Directions: Performance Standard E1a requires that all students read 25 books each year. Performance Standard E2b asks that we respond to what we read. After you’ve found and read a book you liked, choose an activity from the list below to submit to me. Neatness, spelling, and grammar count so revise and proofread! Be creative and enjoy!


1. Create a postcard of the setting of your book and write a letter from there, either as yourself visiting or a character in the story.


2. Create a map or floorplan of the setting of your book. Be sure to include the locations of important events, a map legend, and make it attractive. Also include a paragraph or two explaining the map or other details from the story.


3. Make an acrostic poem of your book’s title, using words that describe your book. Then write a brief explanation of why you chose the words you did.


4. Write a script for a TV news report of an important event in the story. Include interviews with the characters involved in the event.


5. Create a radio commercial for this book in which you try to convince listeners to buy and read your book. Be creative and feel free to make up a radio name for yourself.
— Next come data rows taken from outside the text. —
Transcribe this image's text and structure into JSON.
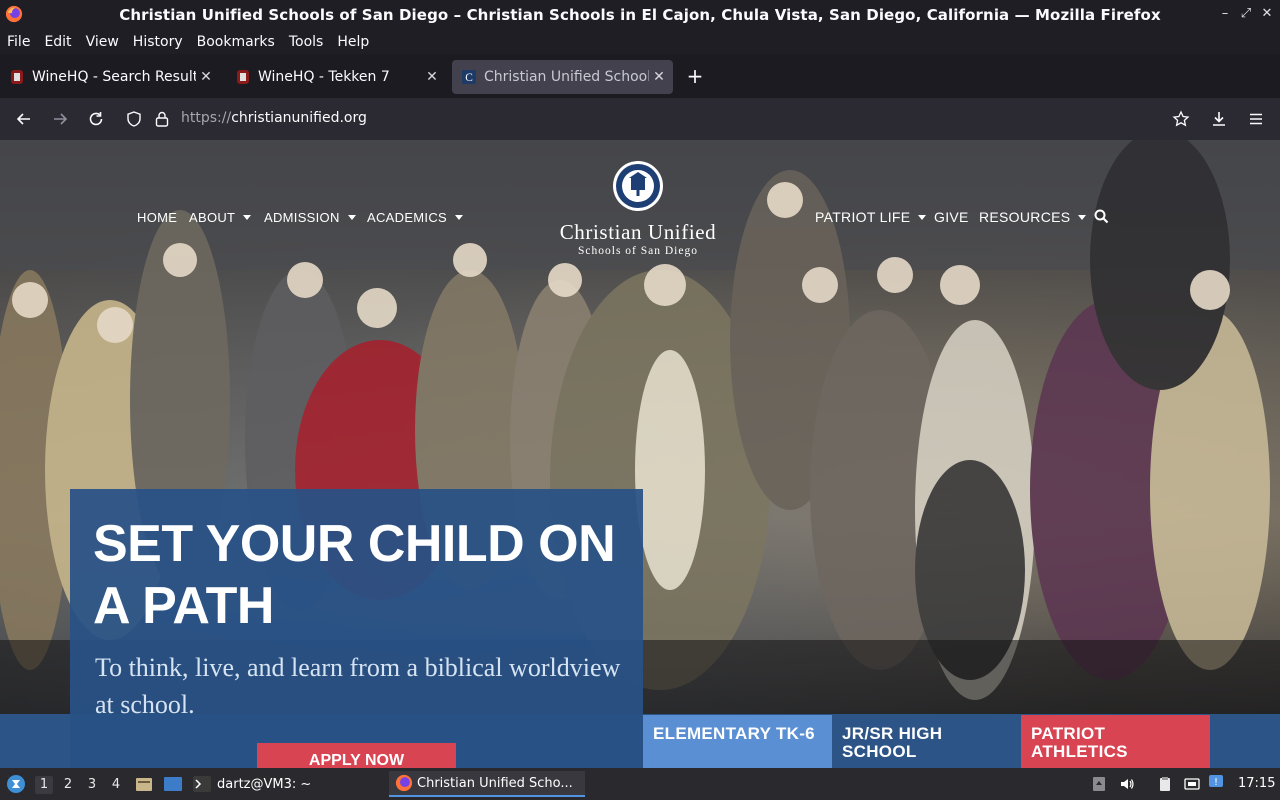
{
  "window": {
    "title": "Christian Unified Schools of San Diego – Christian Schools in El Cajon, Chula Vista, San Diego, California — Mozilla Firefox"
  },
  "menubar": {
    "items": [
      "File",
      "Edit",
      "View",
      "History",
      "Bookmarks",
      "Tools",
      "Help"
    ]
  },
  "tabs": [
    {
      "label": "WineHQ - Search Results",
      "active": false
    },
    {
      "label": "WineHQ - Tekken 7",
      "active": false
    },
    {
      "label": "Christian Unified Schools",
      "active": true
    }
  ],
  "navbar": {
    "url_protocol": "https://",
    "url_domain": "christianunified.org"
  },
  "site": {
    "nav_left": [
      "HOME",
      "ABOUT",
      "ADMISSION",
      "ACADEMICS"
    ],
    "nav_right": [
      "PATRIOT LIFE",
      "GIVE",
      "RESOURCES"
    ],
    "logo_line1": "Christian Unified",
    "logo_line2": "Schools of San Diego",
    "hero_headline": "SET YOUR CHILD ON A PATH",
    "hero_sub": "To think, live, and learn from a biblical worldview at school.",
    "apply_button": "APPLY NOW",
    "tiles": [
      {
        "label": "ELEMENTARY TK-6",
        "color": "#5b8fd4"
      },
      {
        "label": "JR/SR HIGH SCHOOL",
        "color": "#2c5486"
      },
      {
        "label": "PATRIOT ATHLETICS",
        "color": "#d94452"
      }
    ]
  },
  "taskbar": {
    "workspaces": [
      "1",
      "2",
      "3",
      "4"
    ],
    "terminal_task": "dartz@VM3: ~",
    "firefox_task": "Christian Unified Scho...",
    "clock": "17:15"
  }
}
6. Compare and contrast this book with another book you have read that had similar characters, events, or themes. Write an introduction, body, and conclusion to discuss how the two books are similar and different.


7. Choose an important quote from the book and explain why this quote is important. Who says the quote? What is the situation? How does this quote relate to events in the story?


8. Discuss the author’s craft. What things did the author do to make this book good (or not)? Be sure to include detailed examples of things the author did well or could have done better.


9. Create a dictionary of important words from your book that the reader should pay attention to and understand while reading. These can be everyday words to know or words of special importance in the story.


10. Draw a 4-panel cartoon (storyboard) summary of the story. Include dialogue and details from the story. Add color and excitement to make it BBB ("bulletin-board beautiful")!